For `genss` or `genfrd` models, `wcsigma` uses the current value of any tunable blocks and folds them into the known (not uncertain) part of the model.

Frequencies at which to plot worst-case gains, specified as the cell array `{wmin,wmax}` or as a vector of frequency values.

• If `w` is a cell array of the form `{wmin,wmax}`, then the function plots the worst-case gains at frequencies ranging between `wmin` and `wmax`.

• If `w` is a vector of frequencies, then the function plots the worst-case gains at each specified frequency. For example, use `logspace` to generate a row vector with logarithmically spaced frequency values.

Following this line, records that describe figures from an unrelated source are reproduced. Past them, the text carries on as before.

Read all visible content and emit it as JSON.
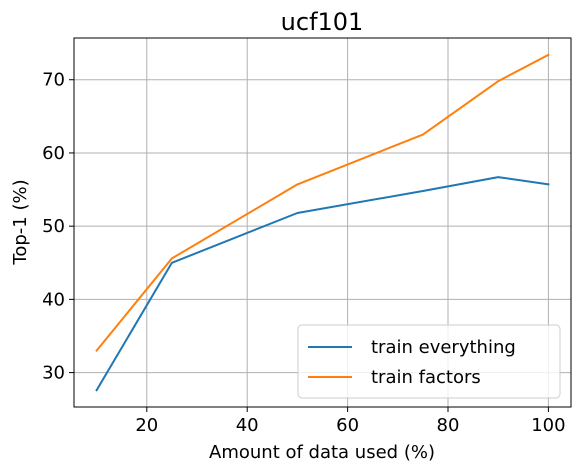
{
  "chart_data": {
    "type": "line",
    "title": "ucf101",
    "xlabel": "Amount of data used (%)",
    "ylabel": "Top-1 (%)",
    "xlim": [
      5.5,
      104.5
    ],
    "ylim": [
      25.3,
      75.7
    ],
    "xticks": [
      20,
      40,
      60,
      80,
      100
    ],
    "yticks": [
      30,
      40,
      50,
      60,
      70
    ],
    "grid": true,
    "legend_position": "lower-right",
    "series": [
      {
        "name": "train everything",
        "color": "#1f77b4",
        "x": [
          10,
          25,
          50,
          75,
          90,
          100
        ],
        "y": [
          27.6,
          45.0,
          51.8,
          54.8,
          56.7,
          55.7
        ]
      },
      {
        "name": "train factors",
        "color": "#ff7f0e",
        "x": [
          10,
          25,
          50,
          75,
          90,
          100
        ],
        "y": [
          33.0,
          45.6,
          55.7,
          62.5,
          69.8,
          73.4
        ]
      }
    ]
  }
}
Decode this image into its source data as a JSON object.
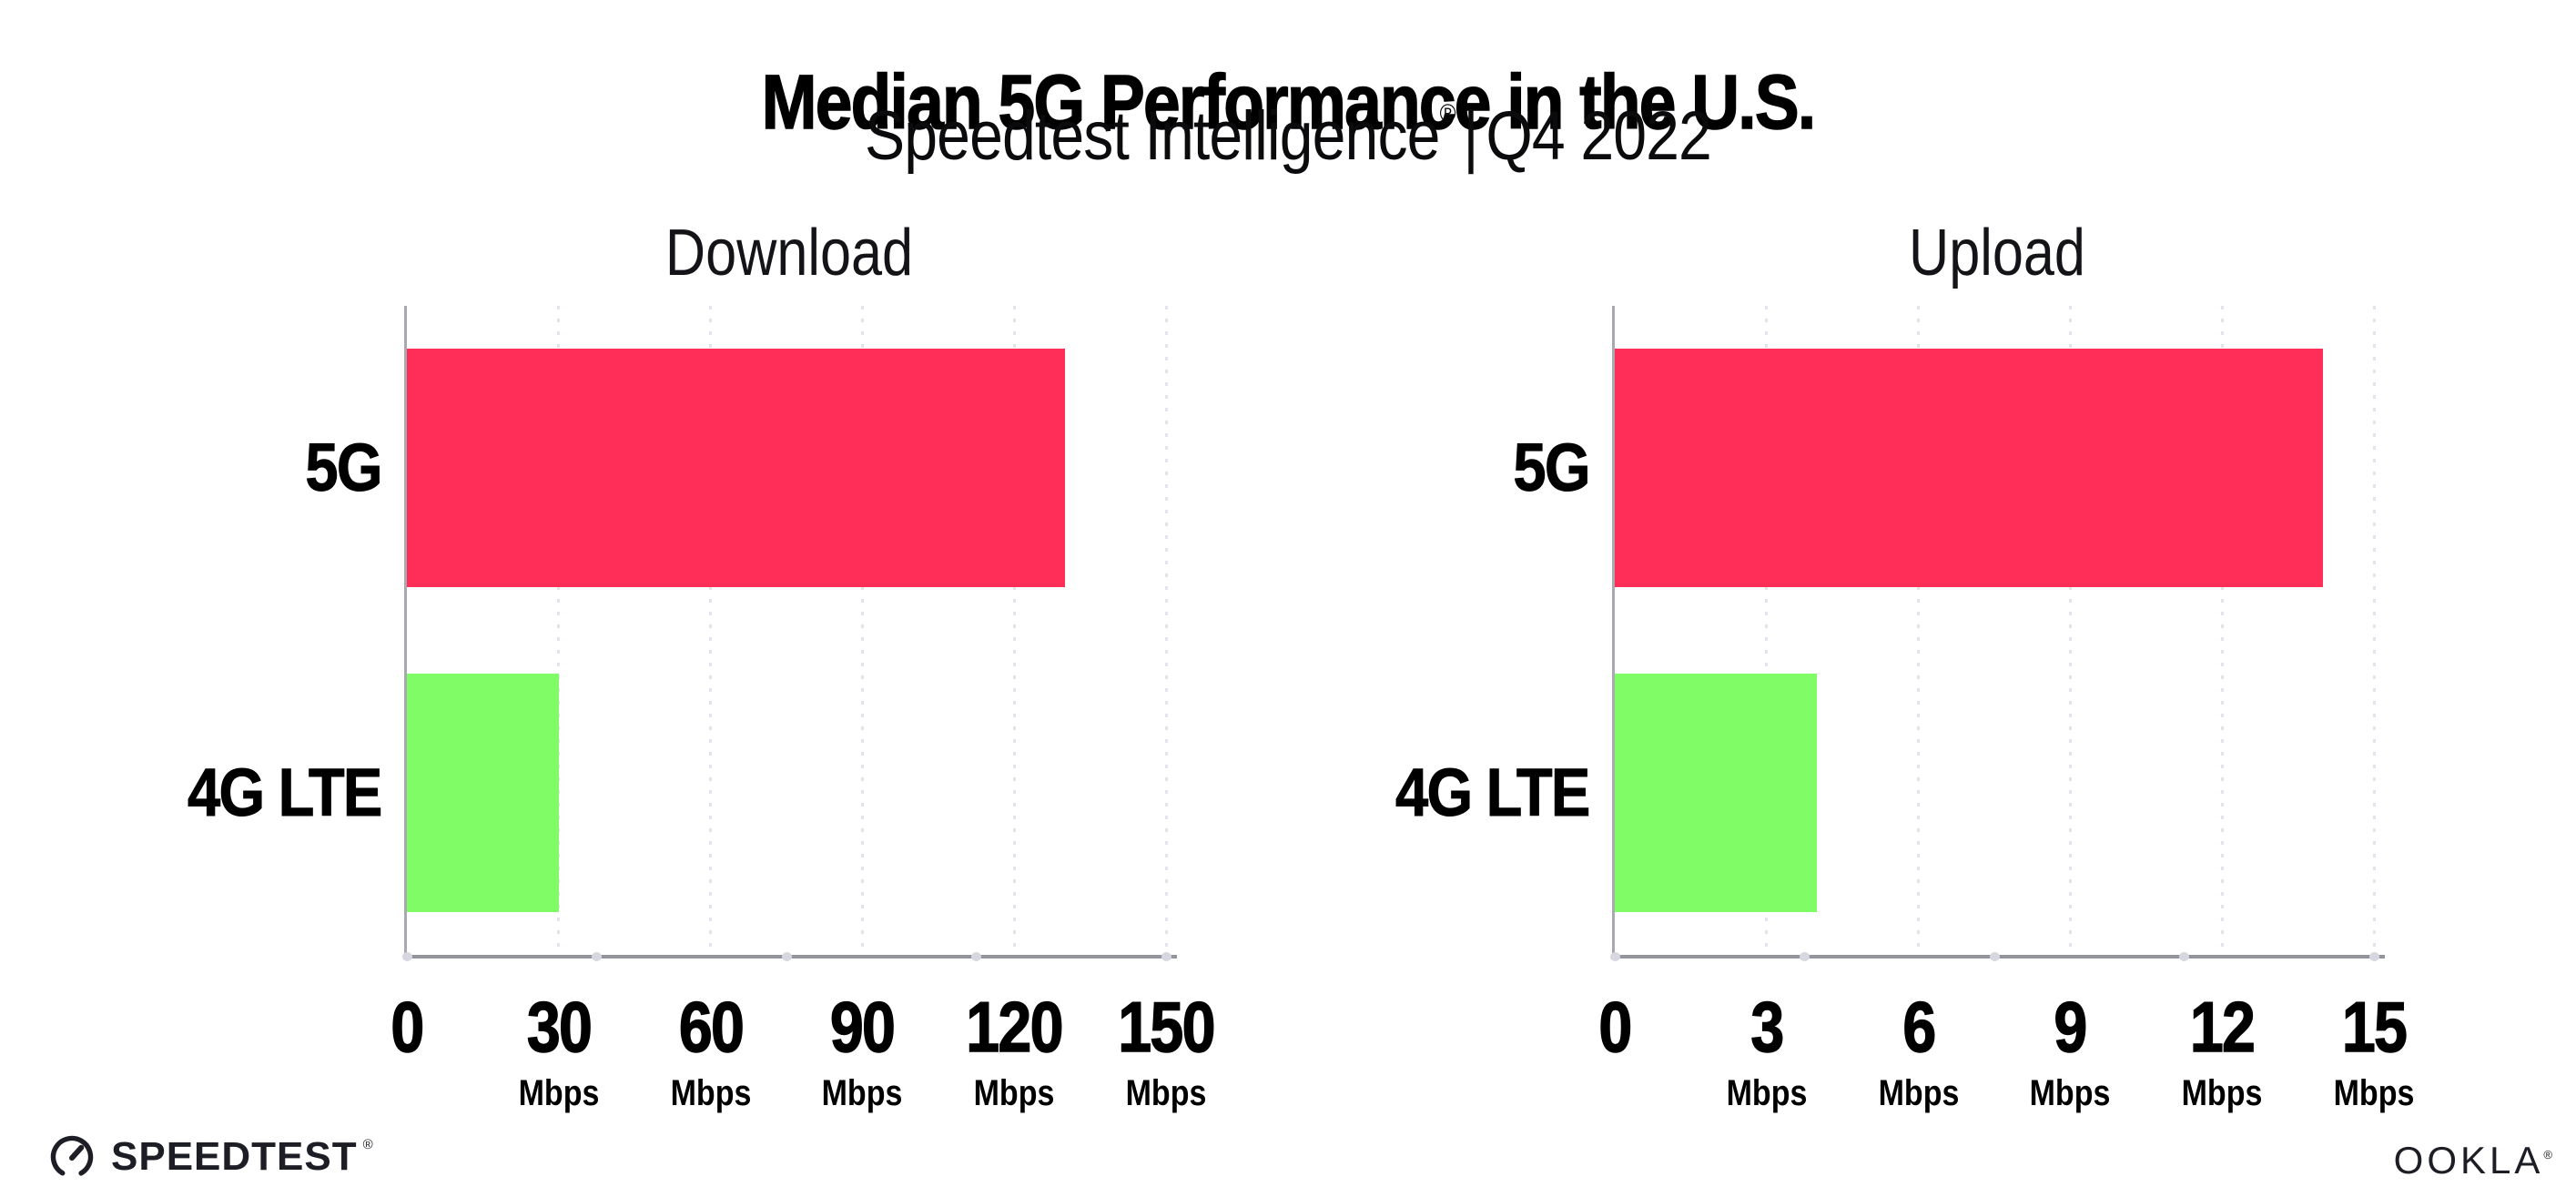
{
  "header": {
    "title": "Median 5G Performance in the U.S.",
    "subtitle_brand": "Speedtest Intelligence",
    "subtitle_reg": "®",
    "subtitle_sep": "|",
    "subtitle_period": "Q4 2022"
  },
  "chart_data": [
    {
      "type": "bar",
      "orientation": "horizontal",
      "title": "Download",
      "categories": [
        "5G",
        "4G LTE"
      ],
      "values": [
        130,
        30
      ],
      "unit": "Mbps",
      "xlim": [
        0,
        150
      ],
      "xticks": [
        0,
        30,
        60,
        90,
        120,
        150
      ],
      "bar_colors": [
        "#FF2E58",
        "#7FFC66"
      ],
      "grid": "dotted-vertical-gridlines",
      "legend": "none"
    },
    {
      "type": "bar",
      "orientation": "horizontal",
      "title": "Upload",
      "categories": [
        "5G",
        "4G LTE"
      ],
      "values": [
        14,
        4
      ],
      "unit": "Mbps",
      "xlim": [
        0,
        15
      ],
      "xticks": [
        0,
        3,
        6,
        9,
        12,
        15
      ],
      "bar_colors": [
        "#FF2E58",
        "#7FFC66"
      ],
      "grid": "dotted-vertical-gridlines",
      "legend": "none"
    }
  ],
  "footer": {
    "speedtest_icon": "speedtest-gauge-icon",
    "speedtest_text": "SPEEDTEST",
    "speedtest_reg": "®",
    "ookla_text": "OOKLA",
    "ookla_reg": "®"
  },
  "colors": {
    "bar_5g": "#FF2E58",
    "bar_4g_lte": "#7FFC66",
    "axis": "#94949c",
    "gridline": "#e3e3ed",
    "text": "#000000",
    "logo": "#1d1d25",
    "background": "#ffffff"
  }
}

Specify frequencies in units of rad/`TimeUnit`, where `TimeUnit` is the `TimeUnit` property of the model.

Options for worst-case computation, specified as an object you create with `wcOptions`. Setting certain options for `mussv` can improve the results of the worst-case calculation. See `wcOptions` for more information.

Example: `wcOptions('ULevel',2,'MussvOptions','m3')`

## Algorithms

`wcsigma` uses `wcgain` to compute the worst-case gains. Use the `opts` argument to set options for the `wcgain` algorithm.

`wcsigma` uses `usample` to compute the ```Sampled Uncertainty``` curves.